Nada como um texto da própria assessoria de imprensa da Câmara para ver uma grande virtude de nossos vereadores e representantes do Beto, o Breve: a capacidade de não negar a verdade, principalmente quando se fala em negócios:

A Câmara de Curitiba aprovou com 24 votos nominais, nesta quarta-feira (14), em primeiro turno, projeto da Prefeitura para definição da localização de pólos ao longo do trecho sul da Linha Verde e criação de incentivos construtivos para os terrenos ali situados. Este primeiro trecho de implantação, que vai do Terminal do Pinheirinho à Avenida Comendador Franco (Avenida das Torres), permitirá um processo de renovação da infra-estrutura urbana, com possibilidade de edificações de altura livre para áreas mistas de comércio e moradias.
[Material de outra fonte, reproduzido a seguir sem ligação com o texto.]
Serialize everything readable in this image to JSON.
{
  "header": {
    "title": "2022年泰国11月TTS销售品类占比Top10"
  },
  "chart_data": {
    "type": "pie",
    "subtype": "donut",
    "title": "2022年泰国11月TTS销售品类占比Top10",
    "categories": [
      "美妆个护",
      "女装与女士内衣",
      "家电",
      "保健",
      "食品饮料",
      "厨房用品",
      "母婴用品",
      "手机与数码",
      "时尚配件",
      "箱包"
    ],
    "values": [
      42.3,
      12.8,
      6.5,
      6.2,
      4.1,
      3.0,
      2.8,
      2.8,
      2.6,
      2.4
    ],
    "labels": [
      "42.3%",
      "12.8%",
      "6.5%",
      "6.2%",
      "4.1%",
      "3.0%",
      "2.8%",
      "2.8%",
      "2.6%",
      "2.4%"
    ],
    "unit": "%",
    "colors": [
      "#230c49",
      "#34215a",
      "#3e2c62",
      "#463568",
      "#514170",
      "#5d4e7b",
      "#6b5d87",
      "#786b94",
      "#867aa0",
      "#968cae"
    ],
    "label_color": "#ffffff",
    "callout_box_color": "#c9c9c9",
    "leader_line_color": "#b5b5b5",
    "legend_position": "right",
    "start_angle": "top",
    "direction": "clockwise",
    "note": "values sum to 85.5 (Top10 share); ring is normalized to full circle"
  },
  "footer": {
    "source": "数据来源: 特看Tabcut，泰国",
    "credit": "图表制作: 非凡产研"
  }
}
O projeto, que segue determinações da lei de zoneamento e ocupação de solo, ainda está adequado às normas do Plano Diretor de Curitiba e do Estatuto da Cidade, de acordo com o líder do prefeito, Mario Celso Cunha (PSB), que fez a defesa na tribuna do Legislativo. A oposição havia requerido análise mais criteriosa, com estudos técnicos por parte das comissões da Casa e do Conselho da Cidade de Curitiba (Concitiba).

O secretário municipal de Urbanismo, Luiz Fernando Jamur, acompanhado do arquiteto Ricardo Bindo, assessor de planejamento do Instituto de Pesquisa e Planejamento Urbano de Curitiba (Ippuc), acompanhou a discussão e votação da matéria, fornecendo embasamento para esclarecer dúvidas da oposição, principalmente sobre a inclusão das regiões que beneficiam as áreas do Jockey Clube do Paraná e do Núcleo Empresarial do Tecnoparque. Considerada uma área improdutiva, parte do Jockey Club será beneficiada pela alteração aprovada, porque será possível, conforme explicou Mario Celso, “aquecer a região com potencial construtivo, hoje impossibilitado pela legislação em vigor e por tombamento.” No Núcleo do Tecnoparque será viabilizada a instalação de 33 empresas, com geração de 11.305 empregos diretos e indiretos.

O presidente da Comissão de Legislação e Justiça da Casa, vereador Jair Cézar (PSDB), afirmou que, “hoje, o Jockey Club é uma ilha sem capacidade construtiva, com uma alta dívida tributária e sem possibilidade de ser negociada.” A definição dos novos pólos também permitirá expandir e valorizar uma área atualmente “morta”, conforme avaliou a bancada de situação da Casa.
Consultas

A Linha Verde é o sexto corredor da Rede Integrada de Transporte (RIT) e “é uma das maiores obras de transformação urbana já realizada em Curitiba”, assegurou o líder do governo. Mario Celso disse que foram realizadas mais de quarenta audiências públicas com os envolvidos neste processo, para recuperar esta área da cidade. A nova lei não tem mecanismos de agressão ao meio ambiente.
O líder de oposição, Pedro Paulo (PT), afirmou que a bancada queria discutir mais e melhor o projeto, submetendo-o à reflexão quanto à legislação federal e, ainda, sob os aspectos de política urbana compartilhada, como é a proposta petista. A vice-líder, Professora Josete, disse, durante encaminhamento das discussões, que, “embora Curitiba tenha avanços significativos e esteja organizada adequadamente, teria sido importante avaliar melhor o desdobramento desta nova legislação, para que traga amplos resultados sociais à população da cidade.”